By Laura Moore

For the last two and half weeks, I've sat on the edge of a pool and watched my fourteen month old son flail his arms and cry relentlessly. 

I've held my breath as I've seen his head go under water and his body sink. 

And I've quieted my instincts each time he looks at me, desperately, his eyes pleading for me to swoop in, his arms extending toward me, begging for me to save him.

But I want him to learn how to hold his breath, roll over and float. 

I want his body to know how to react if the unfathomable were to happen, if he slipped away from me, if he tumbled into the water.

I want him to be confident in the face of danger.

And because I want all of that, I've been sitting on the sidelines. I've had to relinquish control. I've had to watch my son struggle through each phase of the Infant Swimming Resource program. I've had to let a professional tweak his positioning and refine his instincts. I've had to let him test my son's boundaries. I've had to give him permission to guide little Z as he learns to try and fail, to overcome and succeed. 

But watching is hard. 

Even though my husband and I researched the program thoroughly, each time I hear Z melt down, I question our decision. I worry about choosing the wrong path. Our son hardly ever cries. He nails his head on the floor, he cuts his finger, he bruises his legs and he never utters a peep. But these lessons reduce him to sobs. These challenges cut right into his core. He wails mercilessly each time he enters the pool, each time he rises from the water, each time he's directed to float on his back. And as I sit there and watch, I feel like a horrible mother. I feel like I should stop it, like I should intervene.

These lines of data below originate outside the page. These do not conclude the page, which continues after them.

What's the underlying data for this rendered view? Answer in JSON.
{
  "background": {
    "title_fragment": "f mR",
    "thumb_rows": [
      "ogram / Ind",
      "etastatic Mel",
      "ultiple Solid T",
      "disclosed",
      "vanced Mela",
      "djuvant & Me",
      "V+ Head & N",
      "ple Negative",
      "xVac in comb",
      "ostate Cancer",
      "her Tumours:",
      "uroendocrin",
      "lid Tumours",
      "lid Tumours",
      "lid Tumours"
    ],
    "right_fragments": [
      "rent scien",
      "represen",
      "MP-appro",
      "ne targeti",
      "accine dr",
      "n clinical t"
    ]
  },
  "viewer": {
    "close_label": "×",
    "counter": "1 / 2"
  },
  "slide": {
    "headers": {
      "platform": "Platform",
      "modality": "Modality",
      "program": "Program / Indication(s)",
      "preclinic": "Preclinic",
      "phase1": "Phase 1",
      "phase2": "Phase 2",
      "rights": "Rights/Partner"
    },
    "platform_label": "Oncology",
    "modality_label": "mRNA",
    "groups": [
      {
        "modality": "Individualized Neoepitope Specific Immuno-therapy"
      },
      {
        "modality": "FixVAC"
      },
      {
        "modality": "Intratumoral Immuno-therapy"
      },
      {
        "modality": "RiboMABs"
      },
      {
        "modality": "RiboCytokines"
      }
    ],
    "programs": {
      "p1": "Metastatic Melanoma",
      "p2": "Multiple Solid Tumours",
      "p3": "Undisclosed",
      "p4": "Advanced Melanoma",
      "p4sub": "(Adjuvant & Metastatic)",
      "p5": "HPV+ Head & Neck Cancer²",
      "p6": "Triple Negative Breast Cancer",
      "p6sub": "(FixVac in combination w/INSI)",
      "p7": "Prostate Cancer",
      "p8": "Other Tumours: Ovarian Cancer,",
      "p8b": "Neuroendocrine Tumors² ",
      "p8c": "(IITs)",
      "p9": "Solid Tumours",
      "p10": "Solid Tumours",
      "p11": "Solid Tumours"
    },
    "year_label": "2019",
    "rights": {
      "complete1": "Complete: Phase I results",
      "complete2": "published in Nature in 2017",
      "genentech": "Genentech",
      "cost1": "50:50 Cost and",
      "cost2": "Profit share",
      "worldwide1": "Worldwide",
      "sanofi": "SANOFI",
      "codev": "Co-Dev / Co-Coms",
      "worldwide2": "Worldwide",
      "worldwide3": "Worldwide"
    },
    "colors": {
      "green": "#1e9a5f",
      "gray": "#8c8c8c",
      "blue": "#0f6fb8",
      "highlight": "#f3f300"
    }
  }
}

But when I look closely, I notice open hands instead of closed fists. I notice he's floating longer and longer. He's holding his breath. He's rolling over. He's improving. And so even though his tears are heartbreaking, deep down, I'm quite confident he's okay. Even if he seems to hate it, I can't deny that he's stepping up to the plate. He's doing everything he's being asked to do, and the instructor compliments him relentlessly, telling me his right he's on track. 

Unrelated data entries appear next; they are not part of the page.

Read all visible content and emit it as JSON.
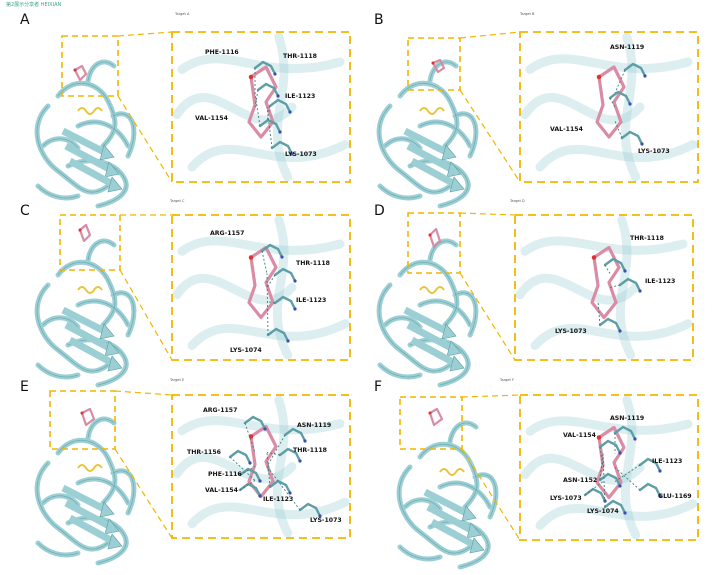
{
  "watermark": "第2展示分享者  HEIXIAN",
  "colors": {
    "protein": "#9ccfd4",
    "protein_dark": "#5e9ea6",
    "ligand": "#d98ca3",
    "box": "#f2b600",
    "hbond": "#3e7d7d"
  },
  "panels": [
    {
      "label": "A",
      "target": "Target A",
      "residues": [
        "PHE-1116",
        "THR-1118",
        "ILE-1123",
        "VAL-1154",
        "LYS-1073"
      ]
    },
    {
      "label": "B",
      "target": "Target B",
      "residues": [
        "ASN-1119",
        "VAL-1154",
        "LYS-1073"
      ]
    },
    {
      "label": "C",
      "target": "Target C",
      "residues": [
        "ARG-1157",
        "THR-1118",
        "ILE-1123",
        "LYS-1074"
      ]
    },
    {
      "label": "D",
      "target": "Target D",
      "residues": [
        "THR-1118",
        "ILE-1123",
        "LYS-1073"
      ]
    },
    {
      "label": "E",
      "target": "Target E",
      "residues": [
        "ARG-1157",
        "ASN-1119",
        "THR-1156",
        "THR-1118",
        "PHE-1116",
        "VAL-1154",
        "ILE-1123",
        "LYS-1073"
      ]
    },
    {
      "label": "F",
      "target": "Target F",
      "residues": [
        "ASN-1119",
        "VAL-1154",
        "ILE-1123",
        "ASN-1152",
        "GLU-1169",
        "LYS-1073",
        "LYS-1074"
      ]
    }
  ]
}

And so even if I feel a taunting urge to stop coming--to return him back to a world full of sunshine and rainbows--I suppress the temptation. I continue to drive across town. I continue to let him fight the good fight. I decide not to intervene, not to soften the road, not to get in the way.

I swallow the very real truth that life is full of falling and feeling and struggle. It is littered with opportunities to either sink or to fly. And so as tempting as it is to keep Z under my control--to perpetually put him in position to succeed--that's not my job as a parent; my job is to expose him to challenges, to teach him how to endure, to give him the space to overcome. It is to provide him with developmentally appropriate chances to test his abilities, to learn from his environment, and to grow into a confident, capable and compassionate young man.

And so as hard as it is to sit there and watch him struggle, as tempting as it is to pull him out of the pool, I know this is only the first of many times that I will need to sit back. The first of many times when I'll need to let go. The first of many times when I'll hold my breath as I take off the water wings, as I give him the chance to rise up from the depths, to lift his head and float.